Quels seront les premiers clients à se lancer?

Je pense par exemple à l’industrie automobile, laquelle souffre grandement des droits de douane. Porsche vient d’annoncer ses intentions de se lancer dans l’industrie de la défense et de mieux protéger ses revenus et ses profits. Mais je pense que toute industrie est touchée.

Je reprendrais l’exemple d’Iceye pour mieux comprendre.

Iceye permet d’avoir des radars qui observent la terre avec une résolution exceptionnelle. Avec ses 52 satellites, elle peut analyser chaque m2 chaque heure et percevoir tous les changements possibles à l’aide de l’intelligence artificielle. Qu’il fasse jour ou nuit, qu’il pleuve ou qu’il y ait du brouillard. Avec les progrès en cours, ces observations passeront à chaque demi-heure, chaque minute et bientôt au temps réel. Regardez l’exemple du GPS, aujourd’hui utilisé par chaque industrie sous d’innombrables formes. Qu’il s’agisse de la logistique, de l’industrie du gaz, de l’assurance ou d’autres. Toutes ces industries utiliseront les données d’Iceye parce qu’elles sont plus riches. Plutôt que de savoir où sont les choses, il sera possible de les contextualiser. Les entreprises qui utilisent les GPS passeront à la nouvelle génération et à des nouvelles données enrichies et en temps réel.

Le taux de croissance de l’industrie spatiale globale atteint 8%. Est-ce que ce taux s’accroît?

Nous assistons à une accélération de la croissance. Pensez à l’élément de la défense et aux investissements entrepris dans ce secteur. Nous pouvons très bien imaginer que la croissance soit à deux chiffres l’année prochaine et se maintienne à ce taux.

Les statistiques montrent que les conflits augmentent. Est-ce que la fin de la guerre en Ukraine modifierait les perspectives de l’industrie spatiale?

Non. Le changement qui intervient en Europe en matière d’investissements dans la défense n’est pas prêt de s’arrêter. Les Etats-Unis représentaient les deux tiers des dépenses de l’OTAN. Les pays européens doivent maintenant prendre le relais. Si la guerre en Ukraine devait prendre fin, je pense que la Russie considérerait d’autres pays voisins. La confiance envers la Russie ne dépendrait pas de la fin de la guerre en Ukraine.

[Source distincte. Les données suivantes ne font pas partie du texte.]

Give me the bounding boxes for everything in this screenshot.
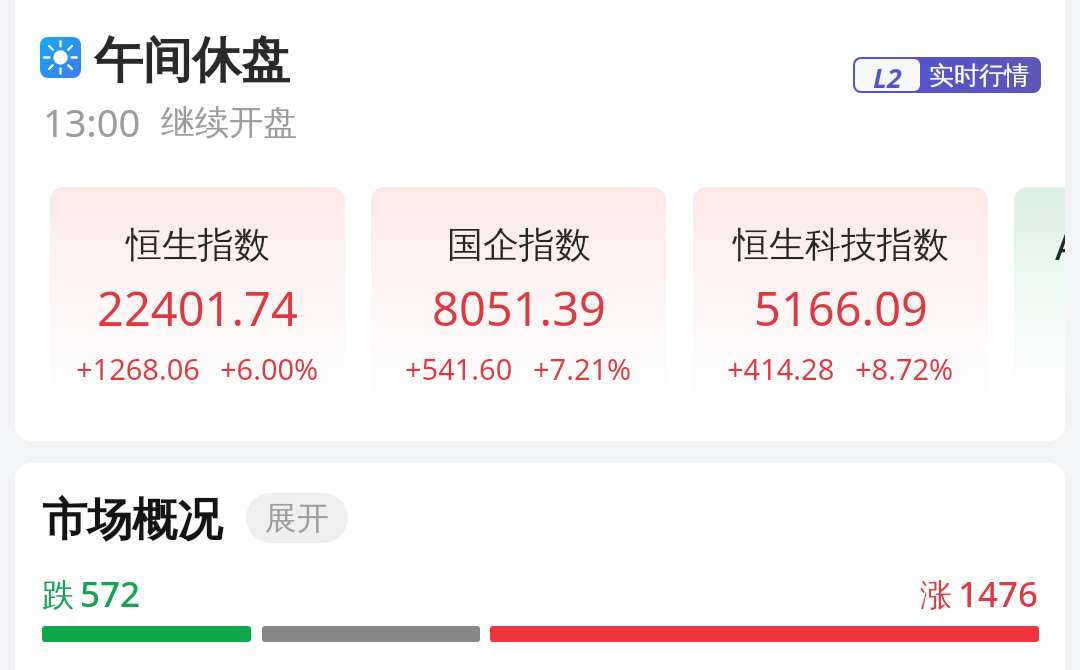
button[interactable]: 恒生指数 [50, 187, 345, 408]
staticText: 展开 [265, 498, 329, 538]
staticText: 22401.74 [97, 276, 298, 340]
staticText: 恒生指数 [126, 222, 270, 267]
staticText: 5166.09 [754, 276, 928, 340]
staticText: 恒生科技指数 [733, 222, 949, 267]
button[interactable]: 恒生科技指数 [693, 187, 988, 408]
staticText: 13:00 [43, 96, 141, 148]
staticText: 市场概况 [42, 492, 222, 549]
staticText: 涨 [920, 575, 952, 615]
staticText: 午间休盘 [94, 30, 290, 92]
staticText: 1476 [958, 570, 1039, 618]
button[interactable]: A 股三大指数 [1014, 187, 1065, 408]
button[interactable]: 展开 [246, 493, 348, 543]
button[interactable]: 国企指数 [371, 187, 666, 408]
other: Market session status [40, 37, 81, 78]
staticText: A 股三大指数 [1055, 222, 1065, 271]
staticText: L2 [873, 59, 902, 91]
button[interactable]: L2 [853, 57, 1041, 93]
staticText: +1268.06 [76, 349, 200, 388]
staticText: +6.00% [220, 349, 319, 388]
staticText: +8.72% [855, 349, 954, 388]
staticText: 572 [80, 570, 141, 618]
button[interactable]: Advance decline ratio [42, 626, 1039, 642]
staticText: +414.28 [727, 349, 835, 388]
staticText: +7.21% [533, 349, 632, 388]
staticText: 跌 [42, 575, 74, 615]
staticText: 国企指数 [447, 222, 591, 267]
button[interactable]: Market session status [40, 34, 290, 96]
staticText: 8051.39 [432, 276, 606, 340]
staticText: 继续开盘 [161, 101, 297, 144]
staticText: 实时行情 [929, 60, 1029, 91]
staticText: +541.60 [405, 349, 513, 388]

La Russie en profiterait pour reconstruire ses stocks d’armement et peut-être ré-essayer une offensive. Le génie est sorti de sa boîte.

Il faut savoir que l’Europe est totalement sous-équipée en termes de satellites d’observations, de reconnaissance et de surveillance. Elle dépend entièrement des Etats-Unis. L’Europe n’est pas capable de protéger ses actifs. Après avoir reconnu ses lacunes, il faut qu’elle passe à l’action et investisse. Les pays européens dépensent de Starlink. Elle a besoin de développer une alternative. Mais à court terme, il y aura peu de changements.

Comment se développe Seraphim?

Nous sommes aux trois quarts de notre objectif et il reste deux mois. Nous sommes très satisfaits. La demande est forte, en particulier de l’Allemagne, mais pas uniquement.